The State of the Market for M&A – July 2012

An article by Peter Watson

One of the most common questions I get asked by owner managers who are considering selling their business – is whether the time is right. Market activity is undoubtedly a factor – though perhaps a less important one than the business activity!

So what is the current state of the market for Mergers and Acquisitions?

Recently released statistics from the Office of National Statistics indicate that UK company activity for the first quarter of 2012 was down on all fronts – yet the picture is undoubtedly an uneven one. Activity within the ICT (Information & Communication Technology sector) – a very relevant sector to Cambridge – appears to be holding up well – indeed we estimate that as many as half the deals in the first quarter of 2012 were in this sector.

In certain niche markets sky high valuations can still persist – such as the recent purchase by Salesforce.com of social media start-up, GoInstant – an online meeting/collaboration tool.  The business only has 12 employees, having been set up in 2010 with c£1m funding, yet was acquired for c£47m.
Some return on investment!

So what about closer to home? Our experience is that many businesses are actually doing very well –cash balances are growing but with very little return in the way of interest. Bank lending is now available for the right (generally larger) acquisition.

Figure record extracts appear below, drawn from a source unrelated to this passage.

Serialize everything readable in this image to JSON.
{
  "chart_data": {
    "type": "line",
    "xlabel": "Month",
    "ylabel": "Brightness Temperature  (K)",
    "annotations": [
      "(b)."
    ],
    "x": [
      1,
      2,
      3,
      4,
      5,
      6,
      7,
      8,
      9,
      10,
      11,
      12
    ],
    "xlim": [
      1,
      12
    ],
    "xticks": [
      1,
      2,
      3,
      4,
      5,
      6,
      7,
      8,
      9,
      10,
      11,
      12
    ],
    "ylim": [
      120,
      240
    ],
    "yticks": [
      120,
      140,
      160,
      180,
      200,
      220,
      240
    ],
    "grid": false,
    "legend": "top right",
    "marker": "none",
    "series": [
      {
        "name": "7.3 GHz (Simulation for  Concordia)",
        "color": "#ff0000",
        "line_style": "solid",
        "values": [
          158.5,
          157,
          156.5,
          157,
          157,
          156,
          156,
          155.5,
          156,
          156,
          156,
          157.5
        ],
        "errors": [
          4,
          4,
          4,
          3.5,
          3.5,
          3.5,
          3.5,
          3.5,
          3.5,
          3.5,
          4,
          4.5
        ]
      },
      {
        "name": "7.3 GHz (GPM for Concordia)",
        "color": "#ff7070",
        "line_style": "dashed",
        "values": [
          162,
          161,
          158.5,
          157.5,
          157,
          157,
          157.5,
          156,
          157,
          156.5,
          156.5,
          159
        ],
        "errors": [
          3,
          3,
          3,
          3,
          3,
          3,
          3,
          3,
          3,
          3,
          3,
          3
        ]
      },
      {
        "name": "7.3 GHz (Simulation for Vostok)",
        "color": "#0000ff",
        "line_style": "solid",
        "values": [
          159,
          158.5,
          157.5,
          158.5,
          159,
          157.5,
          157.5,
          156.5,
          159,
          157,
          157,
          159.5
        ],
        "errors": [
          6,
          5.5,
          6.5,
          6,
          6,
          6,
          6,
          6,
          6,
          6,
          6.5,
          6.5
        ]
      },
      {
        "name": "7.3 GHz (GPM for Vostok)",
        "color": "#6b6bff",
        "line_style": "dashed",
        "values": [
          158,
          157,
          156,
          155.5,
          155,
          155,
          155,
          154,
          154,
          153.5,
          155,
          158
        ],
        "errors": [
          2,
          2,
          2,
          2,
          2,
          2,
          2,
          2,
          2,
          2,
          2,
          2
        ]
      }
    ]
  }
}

Valuations have fallen from their pre-credit crunch peak but are now at median levels and we expect this to continue. The economy may be in recession, but we suspect that slow economic growth is here for a while – the new norm if you like, and we anticipate that M&A activity will continue at current levels also.

Good businesses will continue to attract buyers, and where there is competition it will help encourage more attractive valuations. Whether the time is right to go to market, or to make an acquisition, will depend upon your specific circumstances. If the time is right for you personally and your business, there will be a market.